To capture that phantom frequency, we have to tune to the proper signals. Let's try:

Here (Art images)
Here (On Research Channel TV)
Here (Underground Railroad Crawl in Maine)
Here (The Friendliest Black Artist in America)
Here (The Black Factory)
Here (The Black Factory v. 2)
Here (The Africana Q&A)

Seems "some things you can do with blackness."

Let me know what you hear(d).


  1. You know, I saw Pope L. give a talk last year (as The Friendliest Black Artist in America) in which he had us all (us all being a youngish, mostly white, group of artist) sing a song that ended with "I feel so white! Out of sight!" One of the best moments was when the talk ended, he read his comments, positioned by the slide machine, and just didn't say anything else. we sat there in the darkness looking at one slide for what seemed to be 10 minutes.
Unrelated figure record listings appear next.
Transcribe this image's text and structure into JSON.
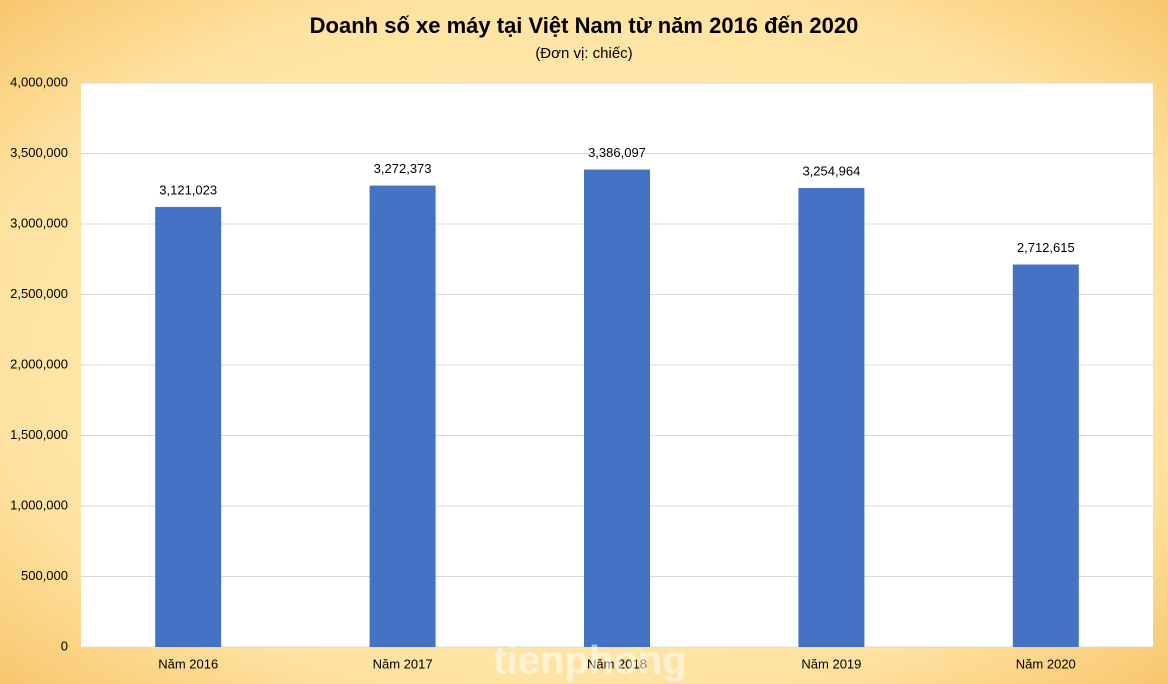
{
  "chart_data": {
    "type": "bar",
    "title": "Doanh số xe máy tại Việt Nam từ năm 2016 đến 2020",
    "subtitle": "(Đơn vị: chiếc)",
    "categories": [
      "Năm 2016",
      "Năm 2017",
      "Năm 2018",
      "Năm 2019",
      "Năm 2020"
    ],
    "values": [
      3121023,
      3272373,
      3386097,
      3254964,
      2712615
    ],
    "value_labels": [
      "3,121,023",
      "3,272,373",
      "3,386,097",
      "3,254,964",
      "2,712,615"
    ],
    "color": "#4472c4",
    "ylim": [
      0,
      4000000
    ],
    "yticks": [
      0,
      {
        "value": 500000,
        "label": "500,000"
      },
      {
        "value": 1000000,
        "label": "1,000,000"
      },
      {
        "value": 1500000,
        "label": "1,500,000"
      },
      {
        "value": 2000000,
        "label": "2,000,000"
      },
      {
        "value": 2500000,
        "label": "2,500,000"
      },
      {
        "value": 3000000,
        "label": "3,000,000"
      },
      {
        "value": 3500000,
        "label": "3,500,000"
      },
      {
        "value": 4000000,
        "label": "4,000,000"
      }
    ],
    "grid": true,
    "watermark": "tienphong"
  }
}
The silence was only broken when one (white) art student announced that he had the urge to physically remove Pope L. from the room. Imagine the force of that kind of silence.
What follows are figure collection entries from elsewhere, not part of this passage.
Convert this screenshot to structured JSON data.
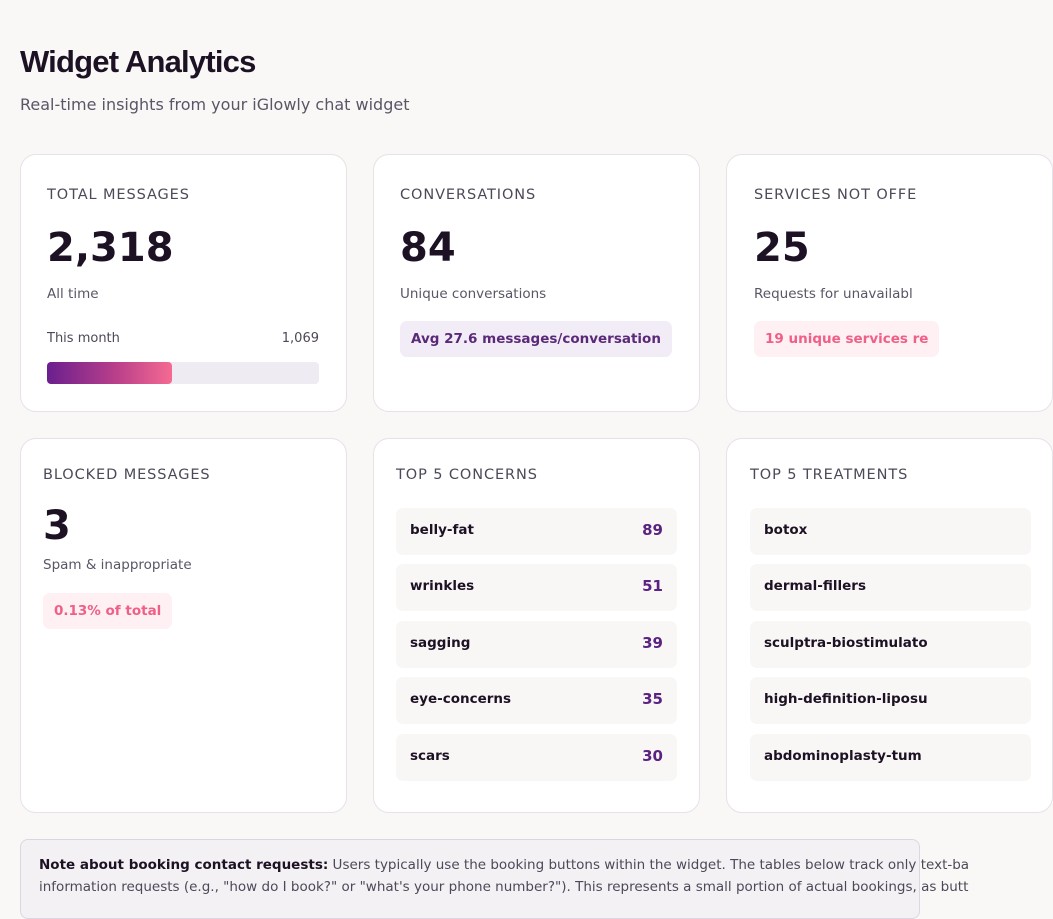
{
  "header": {
    "title": "Widget Analytics",
    "subtitle": "Real-time insights from your iGlowly chat widget"
  },
  "cards": {
    "total_messages": {
      "label": "TOTAL MESSAGES",
      "value": "2,318",
      "caption": "All time",
      "month_label": "This month",
      "month_value": "1,069",
      "month_progress_percent": 46
    },
    "conversations": {
      "label": "CONVERSATIONS",
      "value": "84",
      "caption": "Unique conversations",
      "pill": "Avg 27.6 messages/conversation"
    },
    "services_not_offered": {
      "label": "SERVICES NOT OFFE",
      "value": "25",
      "caption": "Requests for unavailabl",
      "pill": "19 unique services re"
    },
    "blocked_messages": {
      "label": "BLOCKED MESSAGES",
      "value": "3",
      "caption": "Spam & inappropriate",
      "pill": "0.13% of total"
    },
    "top_concerns": {
      "label": "TOP 5 CONCERNS",
      "items": [
        {
          "name": "belly-fat",
          "count": "89"
        },
        {
          "name": "wrinkles",
          "count": "51"
        },
        {
          "name": "sagging",
          "count": "39"
        },
        {
          "name": "eye-concerns",
          "count": "35"
        },
        {
          "name": "scars",
          "count": "30"
        }
      ]
    },
    "top_treatments": {
      "label": "TOP 5 TREATMENTS",
      "items": [
        {
          "name": "botox"
        },
        {
          "name": "dermal-fillers"
        },
        {
          "name": "sculptra-biostimulato"
        },
        {
          "name": "high-definition-liposu"
        },
        {
          "name": "abdominoplasty-tum"
        }
      ]
    }
  },
  "note": {
    "bold": "Note about booking contact requests:",
    "line1": " Users typically use the booking buttons within the widget. The tables below track only text-ba",
    "line2": "information requests (e.g., \"how do I book?\" or \"what's your phone number?\"). This represents a small portion of actual bookings, as butt"
  },
  "colors": {
    "accent_purple": "#5a2281",
    "accent_pink": "#ef5f87",
    "background": "#f9f8f7"
  }
}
  2. Rogue D, I'm totally fascinated by your comment that the "one (white) art student announced that he had the urge to physically remove Pope.L from the room." Did he just blurt this out? Was Pope.L soliciting comments from the viewers/spectators? Had anyone else yelled anything out? This made me think about questions of decorum and protocol, and how in most lecture situations, particularly academic ones, a true free exchange of this sort, a real venting of your feelings about the talk doesn't happen. Pope.L appears, from what I can tell, to want to provoke this. Years ago, on two different occasions when I read with the Dark Room in DC, various audience members became quasi-disruptive. That is, they ruptured the usual social space that is established at such events. In the first, an Ascension reading, a person kept laughing audibly as I read a tragedy. It didn't jar me though, but it annoyed others. At the second, at 8 Rock, several guys grew upset when both Sharan Strange and I read poems dealing with AIDS and homosexuality. One even decided to improvise a masculinist piece on the drums afterwards! It was almost comical, but I thought, what if they'd just yelled things out? How would I have responded? What did I say--or was it the work itself, my performance of it--that provoked them? I want to catch Pope.L live, mos def!